Mobileye Global, a manufacturer of advanced driver-assistance and self-driving car technology, beat analyst expectations for the first-quarter on Thursday. The company, however, lowered its outlook for the full year due to a decline in electric vehicle sales. MBLY shares plunged during early trading.
Jerusalem-based company made an adjusted 14 cents per share on sales of 458 million dollars in the quarter ending March. FactSet polled analysts who expected earnings of 12c per share on sales $455m. Mobileye's earnings decreased 11% year-over-year, while sales grew 16%.
Mobileye expects to sell $2.09 billion in the entire year based on its midpoint. Wall Street projected $2.25 billion of sales for 2023.
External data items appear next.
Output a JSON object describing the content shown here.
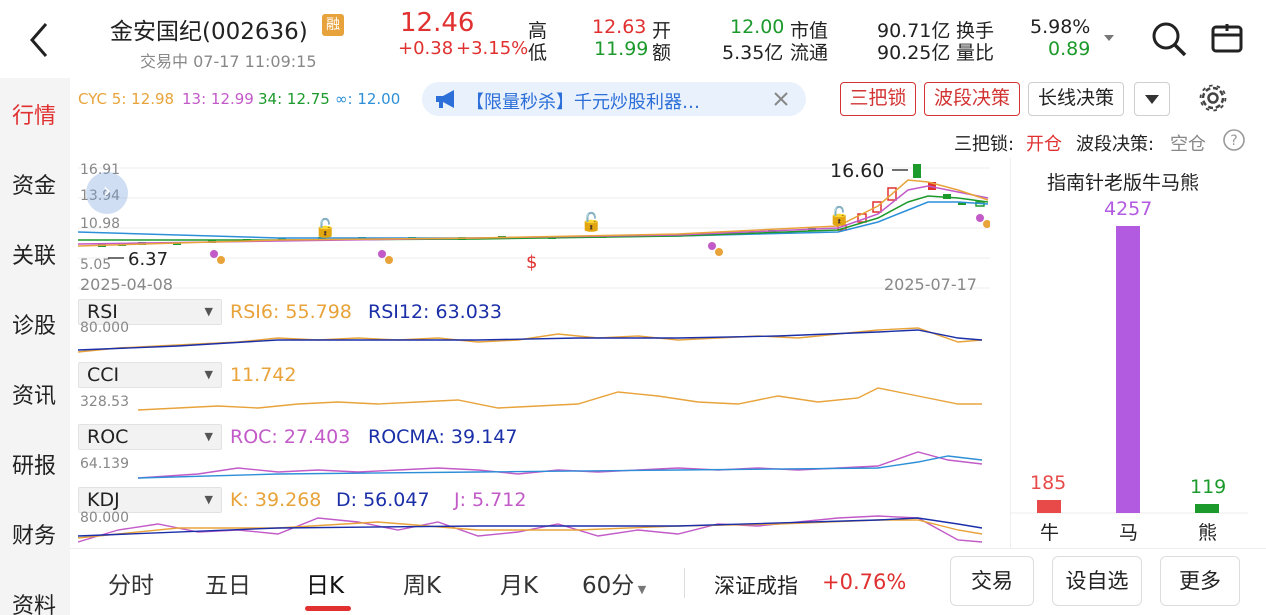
{
  "header": {
    "back_icon": "chevron-left-icon",
    "stock_name": "金安国纪(002636)",
    "margin_badge": "融",
    "status": "交易中 07-17 11:09:15",
    "price": "12.46",
    "change": "+0.38",
    "change_pct": "+3.15%",
    "high_label": "高",
    "high_value": "12.63",
    "low_label": "低",
    "low_value": "11.99",
    "open_label": "开",
    "open_value": "12.00",
    "amount_label": "额",
    "amount_value": "5.35亿",
    "mcap_label": "市值",
    "mcap_value": "90.71亿",
    "float_label": "流通",
    "float_value": "90.25亿",
    "turnover_label": "换手",
    "turnover_value": "5.98%",
    "volratio_label": "量比",
    "volratio_value": "0.89",
    "expand_icon": "triangle-down-icon",
    "search_icon": "search-icon",
    "watchlist_icon": "folder-icon"
  },
  "sidebar": {
    "items": [
      "行情",
      "资金",
      "关联",
      "诊股",
      "资讯",
      "研报",
      "财务",
      "资料"
    ],
    "active": "行情"
  },
  "chart_toolbar": {
    "cyc_label": "CYC 5: 12.98",
    "cyc13": "13: 12.99",
    "cyc34": "34: 12.75",
    "cycinf": "∞: 12.00",
    "ad_text": "【限量秒杀】千元炒股利器…",
    "ad_icon": "megaphone-icon",
    "ad_close_icon": "close-icon",
    "btn_sanbasuo": "三把锁",
    "btn_boduan": "波段决策",
    "btn_changxian": "长线决策",
    "dropdown_icon": "triangle-down-icon",
    "settings_icon": "gear-icon"
  },
  "signal_line": {
    "sanbasuo_label": "三把锁:",
    "sanbasuo_value": "开仓",
    "boduan_label": "波段决策:",
    "boduan_value": "空仓",
    "help_icon": "question-icon"
  },
  "main_chart": {
    "y_top": "16.91",
    "y_2": "13.94",
    "y_3": "10.98",
    "y_low": "5.05",
    "low_marker": "6.37",
    "high_marker": "16.60",
    "date_start": "2025-04-08",
    "date_end": "2025-07-17",
    "colors": {
      "cyc5": "#e8a33a",
      "cyc13": "#c25ac8",
      "cyc34": "#1c9a2c",
      "cycinf": "#2d8fd8",
      "up": "#e03030",
      "down": "#1c9a2c"
    }
  },
  "indicators": {
    "rsi": {
      "name": "RSI",
      "v1": "RSI6: 55.798",
      "v2": "RSI12: 63.033",
      "axis": "80.000"
    },
    "cci": {
      "name": "CCI",
      "v1": "11.742",
      "axis": "328.53"
    },
    "roc": {
      "name": "ROC",
      "v1": "ROC: 27.403",
      "v2": "ROCMA: 39.147",
      "axis": "64.139"
    },
    "kdj": {
      "name": "KDJ",
      "v1": "K: 39.268",
      "v2": "D: 56.047",
      "v3": "J: 5.712",
      "axis": "80.000"
    }
  },
  "bull_bear": {
    "title": "指南针老版牛马熊",
    "bull_label": "牛",
    "bull_value": "185",
    "horse_label": "马",
    "horse_value": "4257",
    "bear_label": "熊",
    "bear_value": "119",
    "chart_data": {
      "type": "bar",
      "categories": [
        "牛",
        "马",
        "熊"
      ],
      "values": [
        185,
        4257,
        119
      ],
      "title": "指南针老版牛马熊",
      "colors": [
        "#e84a4a",
        "#b25ae0",
        "#1c9a2c"
      ]
    }
  },
  "bottom_bar": {
    "tabs": [
      "分时",
      "五日",
      "日K",
      "周K",
      "月K",
      "60分"
    ],
    "active_tab": "日K",
    "index_name": "深证成指",
    "index_change": "+0.76%",
    "trade_btn": "交易",
    "watch_btn": "设自选",
    "more_btn": "更多"
  }
}
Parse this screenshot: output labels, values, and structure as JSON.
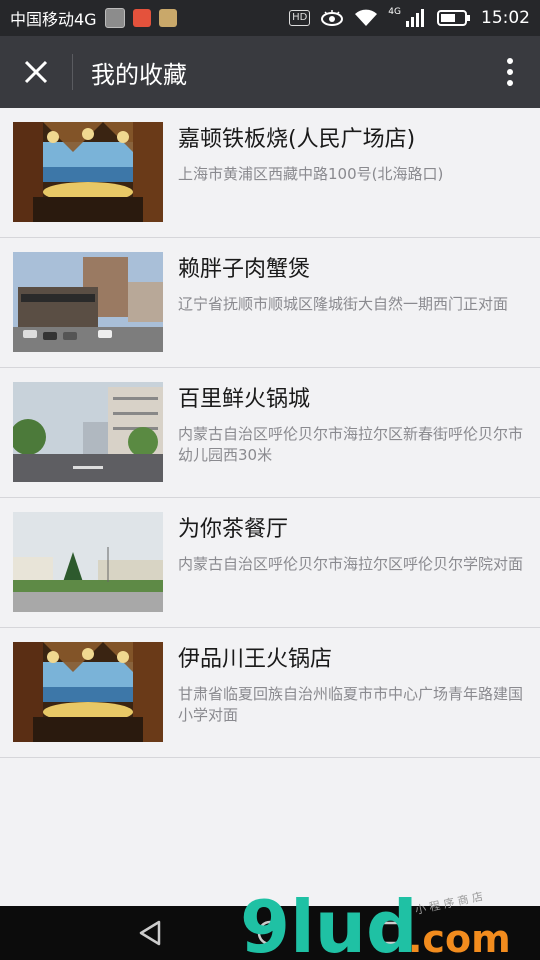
{
  "status_bar": {
    "carrier": "中国移动4G",
    "hd": "HD",
    "network": "4G",
    "time": "15:02"
  },
  "header": {
    "close_icon": "close-icon",
    "title": "我的收藏",
    "more_icon": "more-vertical-icon"
  },
  "favorites": [
    {
      "name": "嘉顿铁板烧(人民广场店)",
      "address": "上海市黄浦区西藏中路100号(北海路口)",
      "thumbnail": "restaurant-interior"
    },
    {
      "name": "赖胖子肉蟹煲",
      "address": "辽宁省抚顺市顺城区隆城街大自然一期西门正对面",
      "thumbnail": "street-buildings"
    },
    {
      "name": "百里鲜火锅城",
      "address": "内蒙古自治区呼伦贝尔市海拉尔区新春街呼伦贝尔市幼儿园西30米",
      "thumbnail": "street-trees"
    },
    {
      "name": "为你茶餐厅",
      "address": "内蒙古自治区呼伦贝尔市海拉尔区呼伦贝尔学院对面",
      "thumbnail": "campus-square"
    },
    {
      "name": "伊品川王火锅店",
      "address": "甘肃省临夏回族自治州临夏市市中心广场青年路建国小学对面",
      "thumbnail": "restaurant-interior"
    }
  ],
  "watermark": {
    "brand": "9lud",
    "suffix": ".com",
    "tagline": "小 程 序 商 店"
  },
  "nav_bar": {
    "back_icon": "back-triangle-icon",
    "home_icon": "home-circle-icon",
    "recents_icon": "recents-square-icon"
  }
}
Amnon Shashua, Chief Executive of SuperVision, said in a press release that due to the lowered EV demand in China we reduced our shipment forecast for 2023. This has a negative impact on our financial guidance.
He said, "We view this as a short-term issue which should not affect the potential of this business to grow our top and bottom line as it scales and diversifies and becomes more predictible with additional OEMs and vehicle launches."
MBLY Stocks Plummet After Warning
MBLY shares fell 15.6% in premarket trading today to 36.35.
Mobileye, a leading provider of artificial intelligence and camera-based automotive systems for autonomous driving features and vehicle safety, is the leader in this field.
Mobileye's driver-assistance systems are found in many new cars today. These include adaptive cruise control, lane departure alert, and automatic emergency braking. More than 125 millions vehicles have been produced with Mobileye inside.
MBLY Stock Is on 6 IBD lists
MBLY began trading in October last year with an initial public offering of $21 per share. Mobileye was spun off by Intel (INTC), but Intel retains the majority of ownership.
Mobileye appears on six IBD lists. MBLY is listed on six IBD stock lists: IBD 50; Big Cap 20; Tech Leaders; Global Leaders; and Stock Spotlight.
According to IBD, the Israeli company's composite rating is 98 out 99.
STMicro Delivers Beat-And-Raise Report
STMicroelectronics, a European chipmaker, also released a quarterly report on Thursday. STMicro's revenue is largely derived from the automotive industry.
STMicro made $1.10 per share in the first quarter on sales of $4.25billion. Analysts expected earnings of 98c per share on sales $4.15billion. STMicro's earnings increased 39% year-over-year, while sales grew 20%.
STMicro also forecast a second-quarter revenue increase of 11.5%, to $4.28 billion. Wall Street expected $4.24 billion.
STMicro expects to reach $17.4 Billion in sales for the entire year. This is based on its midpoint guidance. Analysts were expecting $17.2 billion of sales in 2023.
STM shares fell 7.1% in the early trading to 43.